Le Liban connaît désormais une accalmie, confirmée lundi par le porte-parole du secrétaire général de l'ONU Antonio Guterres. Dimanche "a été le premier jour depuis la reprise des hostilités le 2 mars au Liban" où les Casques Bleus "n'ont pas détecté des tirs ou des interceptions", a affirmé Stéphane Dujarric, selon qui ce calme "s'est poursuivi ce (lundi) matin".

Le Premier ministre israélien Benjamin Netanyahu a toutefois prévenu lundi que les soldats déployés dans le sud du Liban "disposent d'une liberté d'action totale pour neutraliser toute menace directe ou potentielle à leur encontre ou à l'encontre des habitants du nord" d'Israël.

"L'armée israélienne ne fait l'objet d'aucune restriction sur cette question", a ajouté M. Netanyahu, selon un communiqué de son bureau.

L'entente pour créer une cellule de crise, qui n'inclut pas Israël, intervient à la veille de nouvelles discussions directes à Washington entre le Liban et Israël, qui n'entretiennent pas de relations diplomatiques.

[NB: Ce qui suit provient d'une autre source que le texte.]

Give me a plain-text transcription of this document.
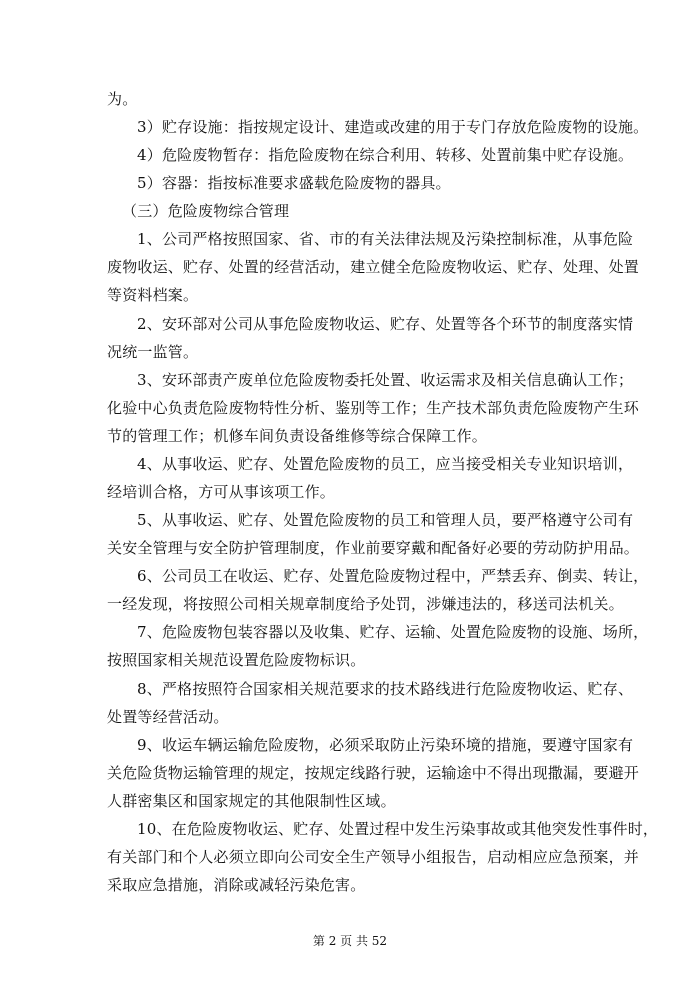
为。
3）贮存设施：指按规定设计、建造或改建的用于专门存放危险废物的设施。
4）危险废物暂存：指危险废物在综合利用、转移、处置前集中贮存设施。
5）容器：指按标准要求盛载危险废物的器具。
（三）危险废物综合管理
1、公司严格按照国家、省、市的有关法律法规及污染控制标准，从事危险
废物收运、贮存、处置的经营活动，建立健全危险废物收运、贮存、处理、处置
等资料档案。
2、安环部对公司从事危险废物收运、贮存、处置等各个环节的制度落实情
况统一监管。
3、安环部责产废单位危险废物委托处置、收运需求及相关信息确认工作；
化验中心负责危险废物特性分析、鉴别等工作；生产技术部负责危险废物产生环
节的管理工作；机修车间负责设备维修等综合保障工作。
4、从事收运、贮存、处置危险废物的员工，应当接受相关专业知识培训，
经培训合格，方可从事该项工作。
5、从事收运、贮存、处置危险废物的员工和管理人员，要严格遵守公司有
关安全管理与安全防护管理制度，作业前要穿戴和配备好必要的劳动防护用品。
6、公司员工在收运、贮存、处置危险废物过程中，严禁丢弃、倒卖、转让，
一经发现，将按照公司相关规章制度给予处罚，涉嫌违法的，移送司法机关。
7、危险废物包装容器以及收集、贮存、运输、处置危险废物的设施、场所，
按照国家相关规范设置危险废物标识。
8、严格按照符合国家相关规范要求的技术路线进行危险废物收运、贮存、
处置等经营活动。
9、收运车辆运输危险废物，必须采取防止污染环境的措施，要遵守国家有
关危险货物运输管理的规定，按规定线路行驶，运输途中不得出现撒漏，要避开
人群密集区和国家规定的其他限制性区域。
10、在危险废物收运、贮存、处置过程中发生污染事故或其他突发性事件时，
有关部门和个人必须立即向公司安全生产领导小组报告，启动相应应急预案，并
采取应急措施，消除或减轻污染危害。
第 2 页 共 52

Il s'agira de la cinquième session depuis le début de la guerre entre le Hezbollah et Israël le 2 mars.

Le mouvement chiite a attaqué Israël pour venger la mort le 28 février du guide suprême iranien Ali Khamenei, dans l'offensive américano-israélienne. Les frappes israéliennes de représailles ont fait plus de 4.000 morts.

Une trêve, théoriquement en vigueur depuis le 17 avril, n'a jamais été respectée.

"Nous négocions pour nous-mêmes, et n'acceptons pas qu'une autre partie négocie pour nous", a insisté Joseph Aoun lundi.

"Nous accueillons toute aide venant de tout pays pour mettre fin à la guerre (...) mais il y a une grande différence entre oeuvrer à nous aider et s'ingérer dans nos affaires internes", a-t-il rappelé, dans une allusion à l'Iran, qui a longtemps exercé une forte influence au Liban à travers le Hezbollah.

Beyrouth, qui s'est employé au cours des derniers mois à dissocier les dossiers libanais et iranien, pousse en faveur de la réussite des pourparlers de Washington, auxquels s'oppose le Hezbollah, afin de mettre fin à la guerre et de déterminer l'avenir des relations entre les deux pays.